Libya’s been dominant in the news as well lately, with rebels still fighting off Colonel Gaddafi’s loyalists, and nobody’s sure where Gadaffi actually is. The rebels seem to be winning, but it’s slow going, and they can’t set up a new government just yet. And at home, a Red Arrows pilot died when his plane crashed after a display, so that was sad.
Other than that, I don’t think there’s anything else in particular to mention. It’s been a nice birthday – nothing out of the ordinary, and indeed yesterday just felt like a normal day really. But it’s still nice to be able to get a few new things, and to have a long Bank Holiday weekend off work!
Wednesday August 31, 2011
Forwarded from a friend:
- Do not walk behind me, for I may not lead. Do not walk ahead of me, for I may not follow.

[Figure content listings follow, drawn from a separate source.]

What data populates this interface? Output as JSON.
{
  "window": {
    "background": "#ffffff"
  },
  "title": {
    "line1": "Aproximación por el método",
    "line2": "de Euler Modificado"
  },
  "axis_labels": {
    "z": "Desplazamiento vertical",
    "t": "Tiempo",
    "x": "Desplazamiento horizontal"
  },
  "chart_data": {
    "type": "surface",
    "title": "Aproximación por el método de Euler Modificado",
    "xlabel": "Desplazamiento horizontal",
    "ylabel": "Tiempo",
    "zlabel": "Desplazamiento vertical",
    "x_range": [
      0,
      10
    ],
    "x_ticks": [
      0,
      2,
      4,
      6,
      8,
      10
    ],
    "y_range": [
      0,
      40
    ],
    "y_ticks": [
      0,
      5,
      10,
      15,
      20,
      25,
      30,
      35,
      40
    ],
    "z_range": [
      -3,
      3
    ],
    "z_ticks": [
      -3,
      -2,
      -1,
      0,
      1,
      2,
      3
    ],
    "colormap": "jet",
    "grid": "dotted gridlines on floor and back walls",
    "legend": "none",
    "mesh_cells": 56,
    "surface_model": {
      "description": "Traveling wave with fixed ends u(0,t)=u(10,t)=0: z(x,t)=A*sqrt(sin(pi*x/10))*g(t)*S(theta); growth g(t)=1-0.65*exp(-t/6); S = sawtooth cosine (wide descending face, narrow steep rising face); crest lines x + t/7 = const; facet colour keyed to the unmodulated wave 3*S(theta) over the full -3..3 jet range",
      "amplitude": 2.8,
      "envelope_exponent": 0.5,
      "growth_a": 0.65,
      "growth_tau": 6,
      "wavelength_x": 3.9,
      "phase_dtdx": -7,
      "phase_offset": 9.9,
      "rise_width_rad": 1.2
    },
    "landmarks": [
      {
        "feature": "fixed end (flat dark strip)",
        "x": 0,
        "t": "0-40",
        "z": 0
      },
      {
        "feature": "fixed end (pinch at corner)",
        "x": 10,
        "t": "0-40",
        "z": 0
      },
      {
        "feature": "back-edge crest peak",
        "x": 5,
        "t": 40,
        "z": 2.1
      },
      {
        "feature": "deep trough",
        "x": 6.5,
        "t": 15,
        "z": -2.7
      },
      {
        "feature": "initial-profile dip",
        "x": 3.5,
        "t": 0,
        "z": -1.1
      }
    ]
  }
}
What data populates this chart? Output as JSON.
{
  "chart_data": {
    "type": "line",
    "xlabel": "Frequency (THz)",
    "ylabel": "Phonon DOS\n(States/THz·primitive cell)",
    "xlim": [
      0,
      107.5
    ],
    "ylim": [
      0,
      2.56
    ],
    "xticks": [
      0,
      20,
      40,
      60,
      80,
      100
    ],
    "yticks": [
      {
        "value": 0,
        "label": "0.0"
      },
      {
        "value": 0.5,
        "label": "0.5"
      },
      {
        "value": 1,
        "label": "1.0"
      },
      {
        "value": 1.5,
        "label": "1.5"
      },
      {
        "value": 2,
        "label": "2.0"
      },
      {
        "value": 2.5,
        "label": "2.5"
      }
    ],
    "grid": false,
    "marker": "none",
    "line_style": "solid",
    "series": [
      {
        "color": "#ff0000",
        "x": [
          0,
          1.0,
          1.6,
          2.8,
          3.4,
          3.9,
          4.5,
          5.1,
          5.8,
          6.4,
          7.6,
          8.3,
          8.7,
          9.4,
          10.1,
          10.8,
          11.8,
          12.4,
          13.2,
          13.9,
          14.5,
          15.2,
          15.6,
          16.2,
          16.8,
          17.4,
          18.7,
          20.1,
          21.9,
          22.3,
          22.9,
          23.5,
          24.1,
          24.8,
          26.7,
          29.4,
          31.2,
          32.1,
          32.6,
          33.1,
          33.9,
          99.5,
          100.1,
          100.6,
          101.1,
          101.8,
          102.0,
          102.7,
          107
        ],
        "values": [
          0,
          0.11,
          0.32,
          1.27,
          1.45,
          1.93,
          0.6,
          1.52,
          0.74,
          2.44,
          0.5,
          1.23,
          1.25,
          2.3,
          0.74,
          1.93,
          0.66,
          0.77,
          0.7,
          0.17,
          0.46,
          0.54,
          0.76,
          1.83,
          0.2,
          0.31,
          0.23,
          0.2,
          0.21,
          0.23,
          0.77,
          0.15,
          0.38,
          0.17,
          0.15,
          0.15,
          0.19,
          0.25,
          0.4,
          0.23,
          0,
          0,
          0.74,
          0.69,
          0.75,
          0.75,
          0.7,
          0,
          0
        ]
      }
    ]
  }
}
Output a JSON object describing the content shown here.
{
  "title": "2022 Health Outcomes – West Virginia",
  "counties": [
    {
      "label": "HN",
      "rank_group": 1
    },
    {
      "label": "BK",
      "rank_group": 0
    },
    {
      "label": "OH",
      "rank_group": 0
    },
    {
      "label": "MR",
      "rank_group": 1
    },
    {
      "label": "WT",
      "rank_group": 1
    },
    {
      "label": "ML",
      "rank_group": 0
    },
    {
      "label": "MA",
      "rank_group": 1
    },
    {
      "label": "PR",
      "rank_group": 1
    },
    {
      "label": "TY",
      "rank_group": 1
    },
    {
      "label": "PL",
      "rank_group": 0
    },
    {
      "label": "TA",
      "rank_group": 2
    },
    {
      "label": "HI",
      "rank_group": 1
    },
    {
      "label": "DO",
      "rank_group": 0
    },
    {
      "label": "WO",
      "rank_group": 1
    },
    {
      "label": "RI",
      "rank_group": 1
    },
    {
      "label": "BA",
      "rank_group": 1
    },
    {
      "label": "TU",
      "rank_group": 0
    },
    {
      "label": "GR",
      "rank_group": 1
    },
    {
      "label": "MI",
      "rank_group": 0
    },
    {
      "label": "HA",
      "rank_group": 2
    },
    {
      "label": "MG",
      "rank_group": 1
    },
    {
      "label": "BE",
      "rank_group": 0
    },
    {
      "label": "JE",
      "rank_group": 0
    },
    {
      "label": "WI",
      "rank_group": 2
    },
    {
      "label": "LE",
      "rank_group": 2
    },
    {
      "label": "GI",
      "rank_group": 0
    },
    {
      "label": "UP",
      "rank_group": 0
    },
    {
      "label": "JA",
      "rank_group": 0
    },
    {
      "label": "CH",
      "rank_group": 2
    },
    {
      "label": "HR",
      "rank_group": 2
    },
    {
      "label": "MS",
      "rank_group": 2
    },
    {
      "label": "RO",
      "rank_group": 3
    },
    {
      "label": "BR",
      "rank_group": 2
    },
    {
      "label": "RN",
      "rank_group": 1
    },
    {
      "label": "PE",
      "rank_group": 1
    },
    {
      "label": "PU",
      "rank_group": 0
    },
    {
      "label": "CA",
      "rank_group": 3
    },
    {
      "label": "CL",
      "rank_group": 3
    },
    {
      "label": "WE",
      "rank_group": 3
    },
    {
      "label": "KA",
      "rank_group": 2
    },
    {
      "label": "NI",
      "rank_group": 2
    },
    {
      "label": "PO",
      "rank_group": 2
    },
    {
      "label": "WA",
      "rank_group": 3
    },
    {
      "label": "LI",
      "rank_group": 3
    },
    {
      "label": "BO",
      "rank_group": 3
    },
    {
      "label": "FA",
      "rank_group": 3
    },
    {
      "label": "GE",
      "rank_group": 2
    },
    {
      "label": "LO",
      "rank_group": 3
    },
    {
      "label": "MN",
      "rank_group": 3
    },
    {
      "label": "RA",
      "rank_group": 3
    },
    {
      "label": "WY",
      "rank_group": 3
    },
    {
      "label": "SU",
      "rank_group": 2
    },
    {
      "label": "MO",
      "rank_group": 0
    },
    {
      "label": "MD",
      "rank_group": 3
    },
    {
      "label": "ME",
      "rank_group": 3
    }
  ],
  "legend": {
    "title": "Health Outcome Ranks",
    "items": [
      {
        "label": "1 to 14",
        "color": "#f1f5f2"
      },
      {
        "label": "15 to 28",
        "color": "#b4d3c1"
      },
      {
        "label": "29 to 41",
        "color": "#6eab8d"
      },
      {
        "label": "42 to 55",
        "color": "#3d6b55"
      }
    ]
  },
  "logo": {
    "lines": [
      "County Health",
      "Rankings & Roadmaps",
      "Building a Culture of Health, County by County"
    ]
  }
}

Do not walk beside me for the path is narrow. In fact, just piss off and leave me alone.
- Sex is like air. It’s not that important unless you aren’t getting any.
- No one is listening until you pass wind.
- Always remember you’re unique, just like everyone else.
- Never test the depth of the water with both feet.
- If you think nobody cares whether you’re alive or dead, try missing a couple of mortgage payments.
- Before you criticise someone, you should walk a mile in their shoes. That way, when you criticise them, you’re a mile away and you have their shoes.
- If at first you don’t succeed, sky-diving is not for you.
- Give a man a fish and he will eat for a day. Teach him how to fish, and he will sit in a boat and drink beer all day.
- If you lend someone $20 and never see that person again, it was probably well worth it.
- If you tell the truth, you don’t have to remember anything.
- Some days you are the dog, some days you are the tree.
- Don’t worry, it only seems kinky the first time.
- Good judgment comes from bad experience, and most of that comes from bad judgment.
- A closed mouth gathers no foot.
- There are two excellent theories for arguing with women. Neither one works.
- Generally speaking, you aren’t learning much when your lips are moving.
- Experience is something you don’t get until just after you need it.
- We are born naked, wet and hungry, and get slapped on our arse – then things just keep getting worse.
- Never under any circumstances take a sleeping pill and a laxative on the same night.